Embora o governo de Gujarat tenha garantido ao tribunal superior que cumpriria a ordem, 12 anos depois, ela ainda não foi implementada, e nem o governo federal nem o estadual enfrentaram quaisquer consequências. "É muito decepcionante ver os níveis de impunidade com que o governo estadual de Gujarat e também o governo da Índia têm operado no que diz respeito à translocação de leões para Kuno", disse Chellam.
Segundo Jhala, isso também representa uma falha por parte dos biólogos da vida selvagem e dos conservacionistas. "Não se pode fazer conservação sem o governo. Acho que os biólogos falharam em convencer o governo de que Kuno é um lugar ideal para ter um segundo lar para os leões", disse Jhala.

Em 17 de setembro de 2022, oito guepardos do Sudeste Africano foram transportados da Namíbia para o Parque Nacional de Kuno, como parte dos esforços da Índia para reintroduzir a chita no país. As chitas já haviam sido extintas na Índia em 1952.
No entanto, a introdução de chitas em Kuno desencadeou um debate sobre se isso impediria os planos de também levar leões para a reserva de Madhya Pradesh.
Jhala, que liderou o plano de 2022 para trazer as chitas de volta à Índia, disse que era "fantástico" ter os animais de volta à Índia - e que leões e chitas poderiam facilmente coexistir em Kuno.
"De forma alguma as chitas impedem os leões de irem para lá. Na verdade, elas se sairiam melhor do que as chitas, já que a paisagem e a base de presas em Kuno são perfeitas para os leões", disse ele.
Trazer leões também pode ser benéfico para as chitas, acrescentou Jhala. Kuno tem uma das maiores densidades de leopardos do mundo, com 22 leopardos por 100 km². Os leopardos representam uma ameaça predatória maior para as chitas; os leões podem ajudar a reduzir a densidade de leopardos, pois eles os caçam, especialmente os filhotes.

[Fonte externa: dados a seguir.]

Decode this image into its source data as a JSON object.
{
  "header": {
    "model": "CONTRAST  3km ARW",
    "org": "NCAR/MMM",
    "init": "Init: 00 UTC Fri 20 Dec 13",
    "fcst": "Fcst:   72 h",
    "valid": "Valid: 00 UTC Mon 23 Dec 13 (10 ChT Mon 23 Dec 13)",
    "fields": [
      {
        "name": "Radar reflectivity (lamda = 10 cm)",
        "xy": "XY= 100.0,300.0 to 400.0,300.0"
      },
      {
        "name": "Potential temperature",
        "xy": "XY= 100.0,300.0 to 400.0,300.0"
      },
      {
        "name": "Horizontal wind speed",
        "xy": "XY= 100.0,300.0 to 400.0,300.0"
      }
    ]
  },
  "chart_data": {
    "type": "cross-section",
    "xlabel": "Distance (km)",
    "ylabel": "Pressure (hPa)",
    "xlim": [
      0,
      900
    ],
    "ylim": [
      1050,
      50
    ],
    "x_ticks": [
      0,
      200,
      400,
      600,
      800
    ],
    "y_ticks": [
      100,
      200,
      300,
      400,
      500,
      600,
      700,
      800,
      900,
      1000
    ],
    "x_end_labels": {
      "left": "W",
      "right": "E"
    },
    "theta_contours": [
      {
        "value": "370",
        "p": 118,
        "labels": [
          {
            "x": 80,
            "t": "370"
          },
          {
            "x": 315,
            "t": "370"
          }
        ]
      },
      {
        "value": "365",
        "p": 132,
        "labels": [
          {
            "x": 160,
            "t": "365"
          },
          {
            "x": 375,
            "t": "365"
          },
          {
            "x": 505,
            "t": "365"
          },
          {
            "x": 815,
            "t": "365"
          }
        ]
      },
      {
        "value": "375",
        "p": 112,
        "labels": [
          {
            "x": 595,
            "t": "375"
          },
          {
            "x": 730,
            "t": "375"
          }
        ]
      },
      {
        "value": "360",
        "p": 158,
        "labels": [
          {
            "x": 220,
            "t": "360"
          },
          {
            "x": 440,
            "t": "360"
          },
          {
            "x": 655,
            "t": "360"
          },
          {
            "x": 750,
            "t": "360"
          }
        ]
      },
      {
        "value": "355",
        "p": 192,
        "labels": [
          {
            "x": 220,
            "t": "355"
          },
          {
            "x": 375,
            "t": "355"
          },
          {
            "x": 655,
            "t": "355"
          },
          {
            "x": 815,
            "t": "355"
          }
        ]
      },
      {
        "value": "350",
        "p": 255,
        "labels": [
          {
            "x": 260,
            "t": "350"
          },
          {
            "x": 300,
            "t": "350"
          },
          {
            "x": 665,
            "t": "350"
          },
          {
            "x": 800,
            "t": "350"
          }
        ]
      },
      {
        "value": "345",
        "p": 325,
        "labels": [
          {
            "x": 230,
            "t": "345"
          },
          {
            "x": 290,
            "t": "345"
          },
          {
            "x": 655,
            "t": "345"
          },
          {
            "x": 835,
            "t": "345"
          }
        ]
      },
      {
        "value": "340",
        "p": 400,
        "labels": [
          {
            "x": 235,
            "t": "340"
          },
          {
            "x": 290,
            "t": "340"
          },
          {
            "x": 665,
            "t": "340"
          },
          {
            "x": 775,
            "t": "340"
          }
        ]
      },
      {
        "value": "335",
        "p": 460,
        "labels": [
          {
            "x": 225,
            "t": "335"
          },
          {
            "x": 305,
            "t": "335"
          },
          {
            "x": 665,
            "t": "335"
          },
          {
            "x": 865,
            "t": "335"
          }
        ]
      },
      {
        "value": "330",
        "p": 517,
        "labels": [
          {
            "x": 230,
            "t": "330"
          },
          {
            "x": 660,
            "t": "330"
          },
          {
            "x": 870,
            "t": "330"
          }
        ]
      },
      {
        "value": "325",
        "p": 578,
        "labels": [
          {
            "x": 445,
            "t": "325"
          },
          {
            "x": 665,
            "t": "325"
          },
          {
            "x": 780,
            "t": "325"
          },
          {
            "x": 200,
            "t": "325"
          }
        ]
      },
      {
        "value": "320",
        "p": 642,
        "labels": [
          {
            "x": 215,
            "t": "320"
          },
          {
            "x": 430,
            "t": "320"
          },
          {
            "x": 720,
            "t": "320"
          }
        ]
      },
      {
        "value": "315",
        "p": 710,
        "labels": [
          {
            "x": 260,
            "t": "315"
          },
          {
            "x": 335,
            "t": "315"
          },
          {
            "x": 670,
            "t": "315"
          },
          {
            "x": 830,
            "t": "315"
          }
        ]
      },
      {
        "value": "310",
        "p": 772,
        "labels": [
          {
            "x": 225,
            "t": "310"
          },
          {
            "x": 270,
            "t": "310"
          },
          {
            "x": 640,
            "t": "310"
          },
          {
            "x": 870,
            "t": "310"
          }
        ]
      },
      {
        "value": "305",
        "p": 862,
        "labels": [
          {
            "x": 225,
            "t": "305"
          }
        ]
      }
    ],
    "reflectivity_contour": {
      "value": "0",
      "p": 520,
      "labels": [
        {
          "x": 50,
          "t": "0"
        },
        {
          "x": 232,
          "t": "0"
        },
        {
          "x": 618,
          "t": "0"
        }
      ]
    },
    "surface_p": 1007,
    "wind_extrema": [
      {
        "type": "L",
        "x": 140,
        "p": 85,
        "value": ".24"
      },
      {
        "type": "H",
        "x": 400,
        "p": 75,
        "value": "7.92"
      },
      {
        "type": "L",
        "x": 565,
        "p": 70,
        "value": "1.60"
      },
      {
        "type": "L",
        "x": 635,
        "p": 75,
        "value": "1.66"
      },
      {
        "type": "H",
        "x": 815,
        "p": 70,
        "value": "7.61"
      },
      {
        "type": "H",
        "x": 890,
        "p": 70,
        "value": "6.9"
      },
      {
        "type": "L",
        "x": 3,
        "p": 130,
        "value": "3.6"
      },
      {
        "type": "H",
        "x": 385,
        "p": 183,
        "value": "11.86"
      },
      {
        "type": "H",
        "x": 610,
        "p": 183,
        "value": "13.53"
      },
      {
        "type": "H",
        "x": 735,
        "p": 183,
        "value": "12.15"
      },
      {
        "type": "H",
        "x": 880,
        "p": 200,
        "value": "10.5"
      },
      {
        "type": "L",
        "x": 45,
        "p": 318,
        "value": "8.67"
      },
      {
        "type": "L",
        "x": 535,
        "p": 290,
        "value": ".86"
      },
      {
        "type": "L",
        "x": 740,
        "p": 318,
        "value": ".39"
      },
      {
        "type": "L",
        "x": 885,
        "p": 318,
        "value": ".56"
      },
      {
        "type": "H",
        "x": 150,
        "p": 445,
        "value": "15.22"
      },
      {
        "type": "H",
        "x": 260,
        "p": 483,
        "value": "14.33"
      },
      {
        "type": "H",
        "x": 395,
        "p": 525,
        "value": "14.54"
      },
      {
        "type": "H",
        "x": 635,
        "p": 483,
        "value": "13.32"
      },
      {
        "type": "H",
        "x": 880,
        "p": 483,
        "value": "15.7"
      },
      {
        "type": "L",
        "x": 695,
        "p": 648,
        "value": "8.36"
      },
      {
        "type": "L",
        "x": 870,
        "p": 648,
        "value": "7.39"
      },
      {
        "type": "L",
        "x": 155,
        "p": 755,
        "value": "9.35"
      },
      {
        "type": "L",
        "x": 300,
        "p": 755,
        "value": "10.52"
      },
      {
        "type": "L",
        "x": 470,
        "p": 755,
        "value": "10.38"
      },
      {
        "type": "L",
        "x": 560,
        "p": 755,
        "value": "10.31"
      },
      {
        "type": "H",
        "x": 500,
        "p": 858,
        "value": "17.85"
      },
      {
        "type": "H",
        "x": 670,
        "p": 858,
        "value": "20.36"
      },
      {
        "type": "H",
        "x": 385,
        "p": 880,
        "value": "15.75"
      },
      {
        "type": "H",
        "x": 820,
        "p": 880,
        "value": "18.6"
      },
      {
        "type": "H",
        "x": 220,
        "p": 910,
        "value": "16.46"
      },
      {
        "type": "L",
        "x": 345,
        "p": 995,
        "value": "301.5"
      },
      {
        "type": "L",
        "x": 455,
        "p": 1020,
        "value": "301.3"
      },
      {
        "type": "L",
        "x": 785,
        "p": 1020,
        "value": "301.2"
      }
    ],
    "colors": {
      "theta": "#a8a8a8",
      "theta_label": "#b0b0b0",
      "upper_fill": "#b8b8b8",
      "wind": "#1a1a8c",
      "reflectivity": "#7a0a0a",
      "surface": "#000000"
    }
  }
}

Chellam, no entanto, questionou as intenções do plano de reintrodução das chitas, que ele alegou ser "mais para continuar a atrasar e atrasar a translocação de leões [para Kuno] do que para conservar as chitas".
Assim como Jhala, Chellam disse que os leões se dariam bem em Kuno. "Os leões são animais muito resistentes e robustos. Se a translocação for planejada e realizada com cuidado, não há razão para que os leões não prosperem em Kuno."

“[Os leões em Gujarat] são uma história de conservação maravilhosa”, disse Jhala. “Mas muito pode ser feito pelo leão como espécie. Esqueça Kuno; deveríamos tentar estabelecer populações de leões em toda a sua distribuição histórica, dentro e fora da Índia.” A antiga distribuição de leões na Ásia estendia-se da Pérsia ao leste da Índia – os últimos leões asiáticos fora da Índia foram mortos a tiros no Irã na década de 1940.
A atual concentração de leões apenas em Gujarat, disse Chellam, é uma “bomba-relógio”.
Com o número de leões aumentando exponencialmente em habitats humanos, ele disse que era importante que o governo reconhecesse que “o espaço e a disponibilidade de habitats de boa qualidade são uma restrição severa [em Gujarat]”.